In December 2014, Fomusoh Ivo, Levis and Nivelle were arrested for sharing a forwarded message on the Boko Haram group in the Far North Region of Cameroon.
The message reads: “Boko Haram recruits young people from 14 years old and above. Conditions for recruitment: 4 subjects at GCE, including religion”.
The boys from the Anglophone regions of Cameroon with their lead defence team, insisted they simply forwarded the “text message but were never its author”.
Three years later, they were later sentenced to 10 years in prison each following months of trial at the Yaounde military court for undermining state security, hostility against the state, treachery among other charges.
Arguments that the message meant no harm, but intended to highlight the difficulty in finding a job in the country were ignored by government.
Recently, there have been renewed calls on social media for their release. One of those at the forefront of the campaign is Ilaria Allegrozzi, Senior Researcher for Human Rights Watch.
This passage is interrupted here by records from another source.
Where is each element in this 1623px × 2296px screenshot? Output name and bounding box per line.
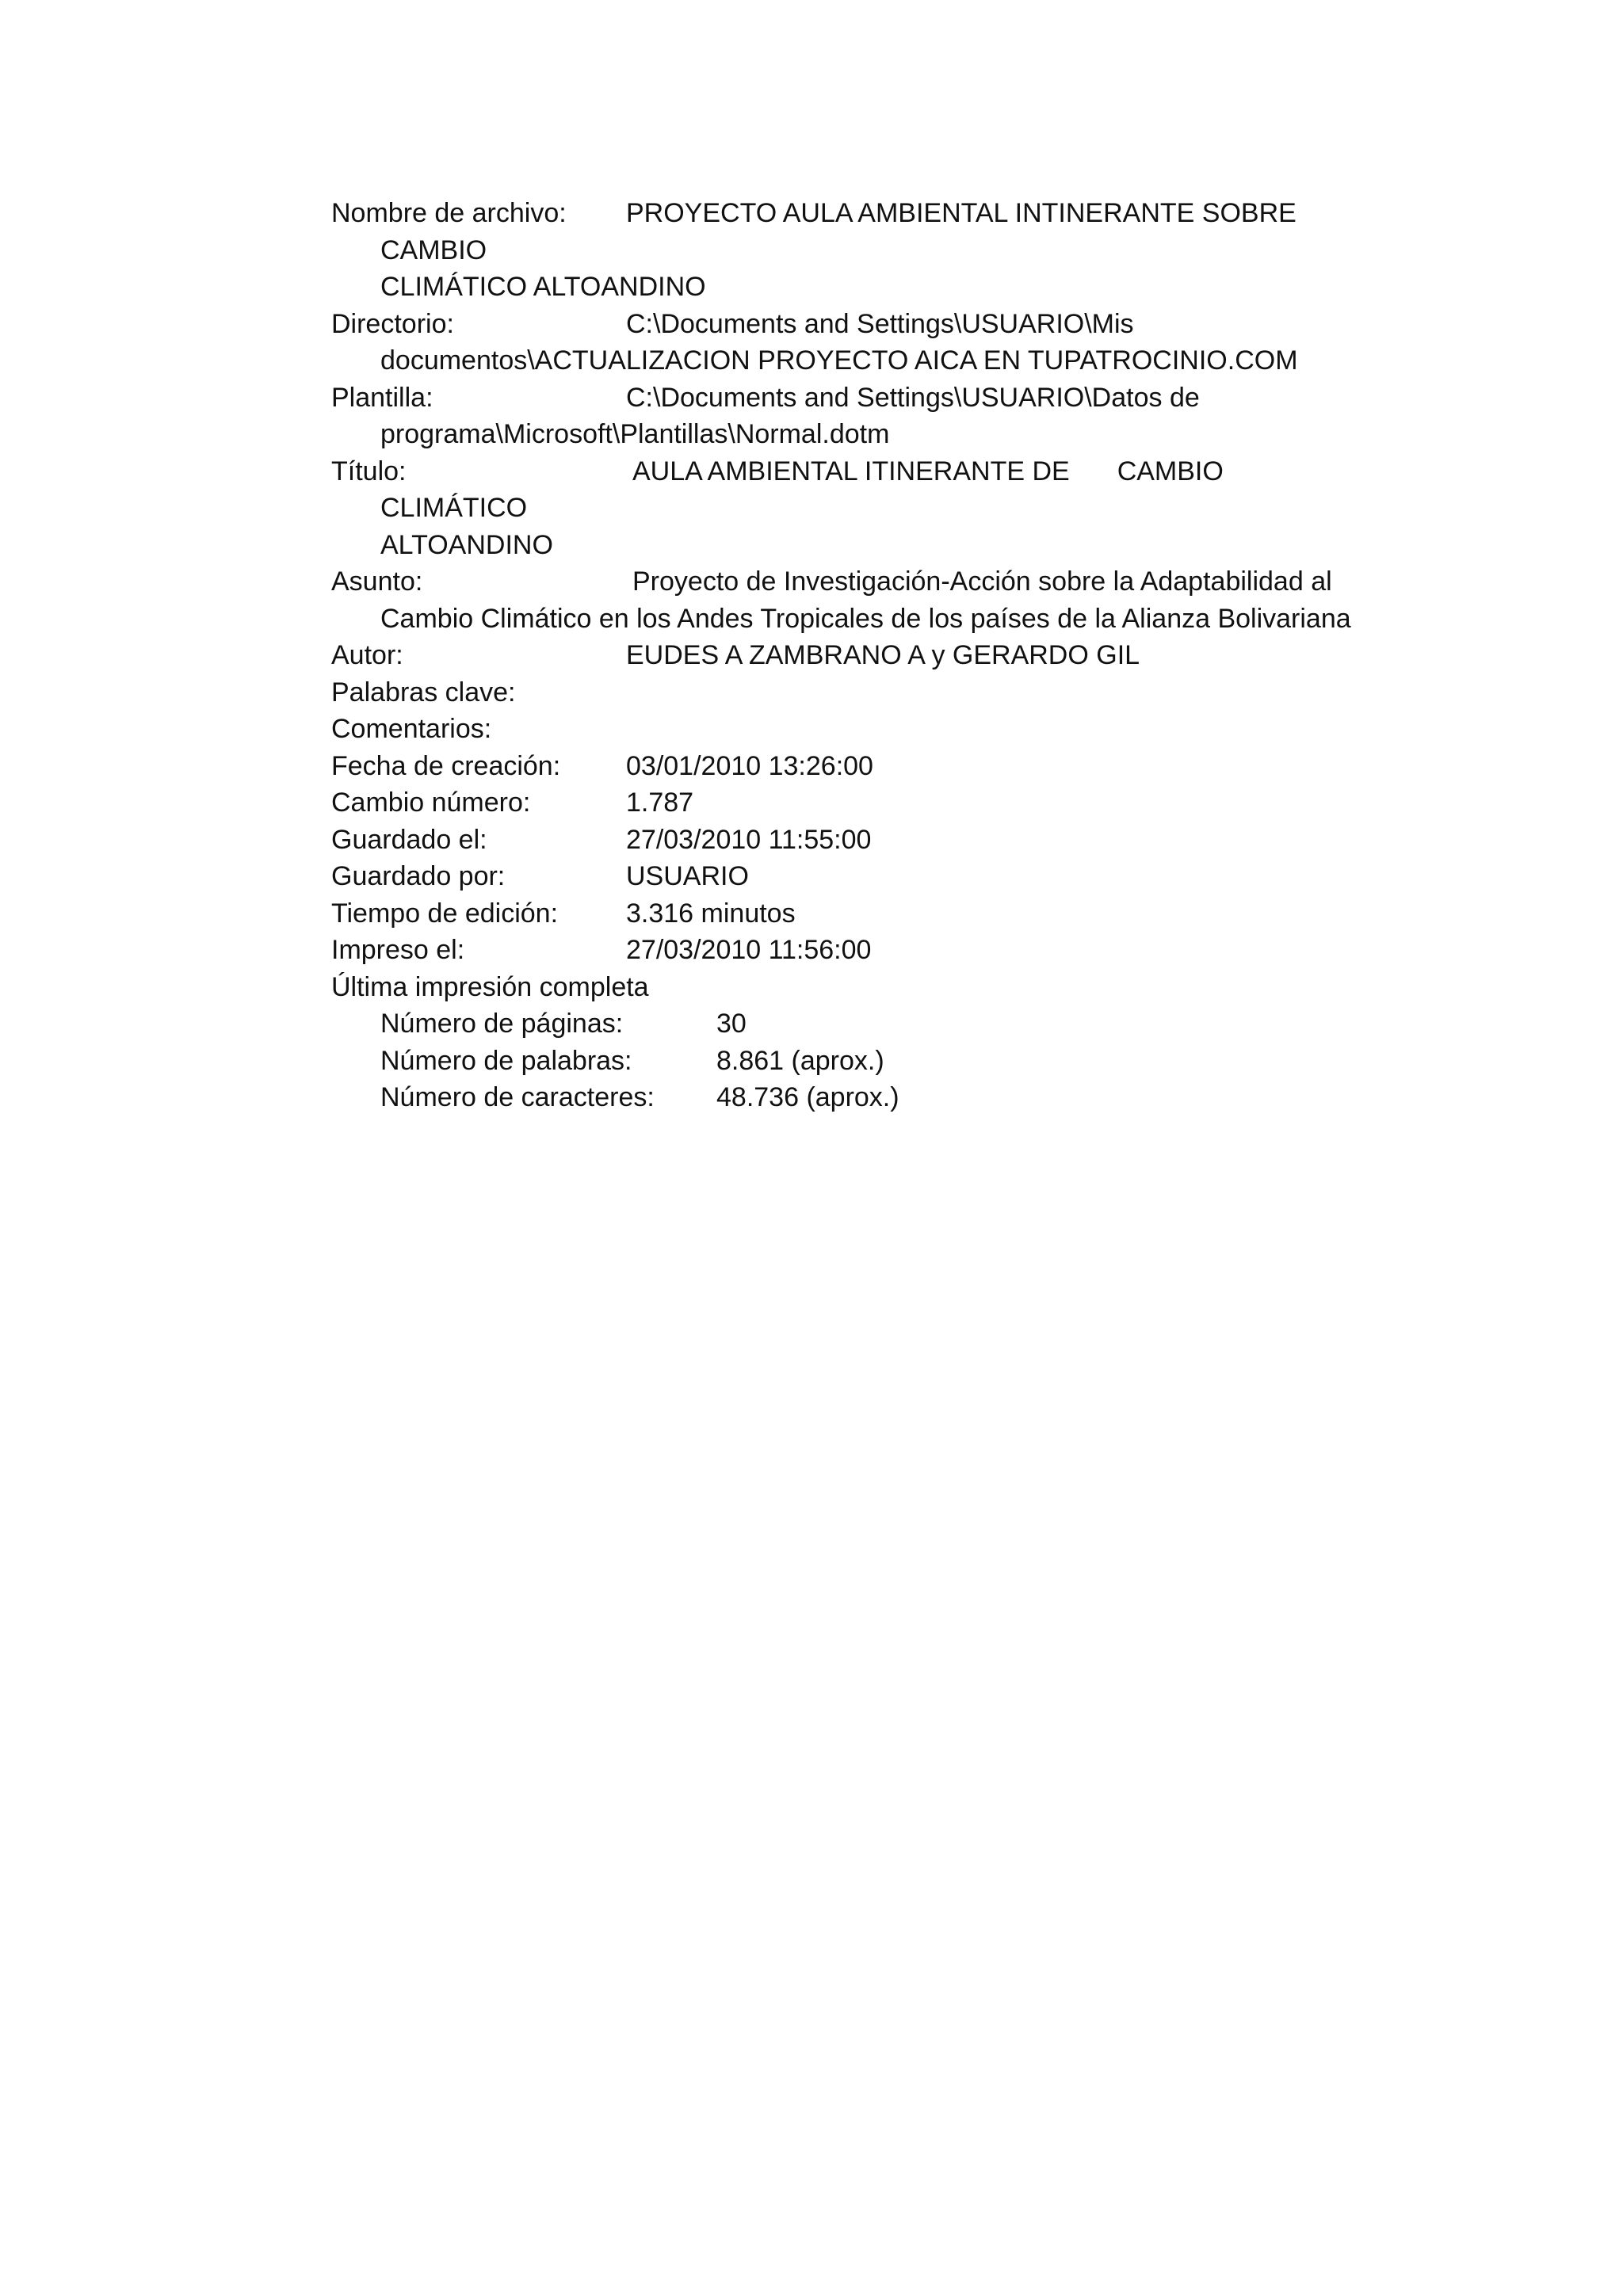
title-label: Título:: [331, 456, 407, 486]
last-print-heading: Última impresión completa: [331, 971, 649, 1002]
revision-label: Cambio número:: [331, 788, 531, 818]
title-value-part2: CAMBIO CLIMÁTICO: [380, 456, 1224, 523]
author-label: Autor:: [331, 640, 403, 670]
directory-value-continued: documentos\ACTUALIZACION PROYECTO AICA EN TUPATROCINIO.COM: [380, 345, 1298, 376]
directory-row: [331, 306, 1377, 379]
directory-value: C:\Documents and Settings\USUARIO\Mis: [626, 308, 1134, 339]
printed-label: Impreso el:: [331, 935, 465, 965]
pages-row: [331, 1005, 1377, 1043]
title-row: [331, 453, 1377, 564]
words-label: Número de palabras:: [380, 1045, 632, 1076]
directory-label: Directorio:: [331, 308, 454, 339]
printed-value: 27/03/2010 11:56:00: [626, 935, 872, 965]
filename-label: Nombre de archivo:: [331, 198, 567, 228]
comments-label: Comentarios:: [331, 714, 492, 744]
edit-time-row: [331, 895, 1377, 933]
printed-row: [331, 932, 1377, 969]
chars-value: 48.736 (aprox.): [716, 1082, 899, 1112]
saved-value: 27/03/2010 11:55:00: [626, 824, 872, 855]
subject-label: Asunto:: [331, 566, 423, 597]
keywords-row: [331, 674, 1377, 711]
words-value: 8.861 (aprox.): [716, 1045, 884, 1076]
comments-row: [331, 711, 1377, 748]
edit-time-label: Tiempo de edición:: [331, 898, 559, 929]
template-label: Plantilla:: [331, 382, 433, 413]
title-value-part1: AULA AMBIENTAL ITINERANTE DE: [632, 456, 1070, 486]
revision-row: [331, 784, 1377, 822]
saved-row: [331, 822, 1377, 859]
keywords-label: Palabras clave:: [331, 677, 516, 707]
author-value: EUDES A ZAMBRANO A y GERARDO GIL: [626, 640, 1140, 670]
filename-value-continued: CLIMÁTICO ALTOANDINO: [380, 272, 706, 302]
chars-row: [331, 1079, 1377, 1116]
created-row: [331, 748, 1377, 785]
template-value-continued: programa\Microsoft\Plantillas\Normal.dotm: [380, 419, 890, 449]
edit-time-value: 3.316 minutos: [626, 898, 796, 929]
saved-label: Guardado el:: [331, 824, 487, 855]
saved-by-row: [331, 858, 1377, 895]
chars-label: Número de caracteres:: [380, 1082, 655, 1112]
template-value: C:\Documents and Settings\USUARIO\Datos de: [626, 382, 1200, 413]
template-row: [331, 379, 1377, 453]
created-label: Fecha de creación:: [331, 750, 561, 781]
filename-row: [331, 195, 1377, 306]
created-value: 03/01/2010 13:26:00: [626, 750, 873, 781]
subject-row: [331, 563, 1377, 637]
saved-by-value: USUARIO: [626, 861, 749, 891]
document-properties: [331, 195, 1377, 1116]
subject-value: Proyecto de Investigación-Acción sobre la Adaptabilidad al: [632, 566, 1332, 597]
author-row: [331, 637, 1377, 674]
subject-value-continued: Cambio Climático en los Andes Tropicales de los países de la Alianza Bolivariana: [380, 603, 1351, 634]
filename-value: PROYECTO AULA AMBIENTAL INTINERANTE SOBRE CAMBIO: [380, 198, 1296, 265]
saved-by-label: Guardado por:: [331, 861, 506, 891]
revision-value: 1.787: [626, 788, 694, 818]
words-row: [331, 1043, 1377, 1080]
title-value-continued: ALTOANDINO: [380, 529, 553, 560]
pages-value: 30: [716, 1009, 747, 1039]
pages-label: Número de páginas:: [380, 1009, 624, 1039]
Ilaria says their release should be immediate and unconditional.
“Their lawyer filed an appeal to Supreme Court. This case is not only sad, it is a scandal. They should be immediately released” Ilaria states on twitter.
Reacting to the campaign, Senior Associate for Africa and Regional Director at the National Democratic Institute for International Affairs, Christopher Fomunyoh says meeting the boys during a visit to the Kondengui prison in Yaoundé in 2018 was heart-wrenching.
To him, it is “unbelievable that some leaders think one can build a State by loosing our humanity. By all accounts, we are loosing it by the day. sad!”
Barrister Agbor Balla is one of the thousands of leaders and citizens arrested and jailed in connection with the ongoing Anglophone crisis.
The Head of the Center for Human Rights and Democracy in Africa, CHRDA spent close to a year at the Kondengui maximum security prison where the boys are held.
He describes their case as “a classical example of miscarriage of justice.”
“I spent 8 months at the Kondengui principal prison with this innocent and wonderful boys”, Barrister Agbor Balla testifies.
Back in 2017 when over 300,000 people signed a petition calling for the release of the three boys.
Amnesty International’s West and Central Africa Director, Alioune Tine said “these students have done nothing more than share a private joke, but their conviction and sentence could see them spend a decade behind bars and destroy their future prospects. They continue to languish in prison facing an unclear fate.”
Their ankle chains were not removed for four months, and it was only after their lawyer made a request to the investigating judge in April 2015, Amnesty International revealed.